Both the judges repeatedly highlighted that there is a difference between “restriction” and “prohibition,” and that by abusing the massive powers that rest with the government the line between the two should not be blurred… especially when the fundamental rights of citizens are at stake.
“This court does not find any reasonable basis or foundation for the issuance of the aforesaid orders abridging and/or curtailing the right to profess religion and performance of rituals. Neither any case has been made out… that there is or there was a possibility of any untoward incident or that any such incident was there in the past,” the HC order read.
Priyanka Tibrewal, one of the three petitioners in the case, put the controversy and the order into perspective. “I believe no one, not even from the Muslim community, had urged the chief minister to impose the immersion ban. And no one from the Muslim community has come forward to challenge our petition in court,” she said. The court, too, had observed the second part of her statement.
Mamata Banerjee’s response, however, was sharp. “You can slit my throat. But you cannot tell me what to do. I will do what I can to maintain peace. I can take responsibility for peace but I won’t take any responsibility for the violence,” she said during the inauguration of Ekdalia Evergreen Puja Pandal in south Kolkata.
But within three hours of the order being pronounced, she passed the responsibility of possible violence on “troublemakers” fair and square.
The politics over the affair is already telling. Her political opposition in the state, the BJP, chuckled and called the court order a “body blow to her appeasement politics”. The Left also used the opportunity to sting her with “autocracy” barbs and rejoiced at her embarrassment.

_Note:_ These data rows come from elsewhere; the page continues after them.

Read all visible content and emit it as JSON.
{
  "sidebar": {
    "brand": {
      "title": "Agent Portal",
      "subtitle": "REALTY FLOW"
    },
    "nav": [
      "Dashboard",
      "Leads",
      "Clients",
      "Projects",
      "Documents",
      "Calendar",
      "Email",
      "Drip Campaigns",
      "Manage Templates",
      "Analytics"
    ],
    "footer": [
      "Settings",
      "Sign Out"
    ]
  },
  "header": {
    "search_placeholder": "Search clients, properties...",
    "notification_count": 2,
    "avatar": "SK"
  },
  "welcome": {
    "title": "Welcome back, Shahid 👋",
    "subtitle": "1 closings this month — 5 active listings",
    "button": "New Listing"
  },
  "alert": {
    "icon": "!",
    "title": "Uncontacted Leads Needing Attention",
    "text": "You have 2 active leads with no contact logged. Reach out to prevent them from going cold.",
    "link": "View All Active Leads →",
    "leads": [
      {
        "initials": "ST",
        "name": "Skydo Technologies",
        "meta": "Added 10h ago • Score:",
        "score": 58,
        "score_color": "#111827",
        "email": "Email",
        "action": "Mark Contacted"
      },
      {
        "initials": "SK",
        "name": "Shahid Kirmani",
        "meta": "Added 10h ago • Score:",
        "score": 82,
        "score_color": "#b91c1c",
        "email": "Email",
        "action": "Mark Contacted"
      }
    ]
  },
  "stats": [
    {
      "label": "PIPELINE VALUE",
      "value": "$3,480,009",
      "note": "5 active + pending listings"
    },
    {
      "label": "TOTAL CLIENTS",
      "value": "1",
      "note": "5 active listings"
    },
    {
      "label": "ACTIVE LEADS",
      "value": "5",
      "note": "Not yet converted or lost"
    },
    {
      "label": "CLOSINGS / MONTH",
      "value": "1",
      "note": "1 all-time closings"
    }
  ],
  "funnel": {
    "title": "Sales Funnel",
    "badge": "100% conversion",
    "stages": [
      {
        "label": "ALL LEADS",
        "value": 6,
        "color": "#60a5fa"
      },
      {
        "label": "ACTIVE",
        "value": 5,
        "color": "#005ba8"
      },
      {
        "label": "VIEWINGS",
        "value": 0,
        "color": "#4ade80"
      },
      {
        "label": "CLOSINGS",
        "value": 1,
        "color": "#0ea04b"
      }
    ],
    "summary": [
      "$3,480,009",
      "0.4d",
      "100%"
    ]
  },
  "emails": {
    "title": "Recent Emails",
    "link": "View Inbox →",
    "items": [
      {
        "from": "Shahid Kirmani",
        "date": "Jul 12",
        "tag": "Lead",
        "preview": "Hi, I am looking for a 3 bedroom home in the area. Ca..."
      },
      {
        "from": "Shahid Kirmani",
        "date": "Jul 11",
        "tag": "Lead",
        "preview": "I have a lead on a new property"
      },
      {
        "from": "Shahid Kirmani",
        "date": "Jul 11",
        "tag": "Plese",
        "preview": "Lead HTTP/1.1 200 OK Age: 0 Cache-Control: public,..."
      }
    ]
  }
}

But a defiant Banerjee threw that allegation to the winds. “When I inaugurate Durga Puja pandals, who do I appease? When I visit temples or perform Kali Puja at home or attend Buddha Purnima programmes, does anyone ask who I am appeasing?” she retorted.
The Trinamool Congress, conspicuous by its silence, is evidently licking its wounds by merely quoting its leader. “Attempts are being made to belittle the culture of Bengal,” read one of the tweets from its official handle.
But with the dark clouds of polarisation clearly visible on Bengal’s social horizon and political parties desperate to cash in on that, it’s anybody’s guess till how long judicial interventions like these can keep the cracks from widening. There is, after all, an all-important general election to be fought in less than two years’ time.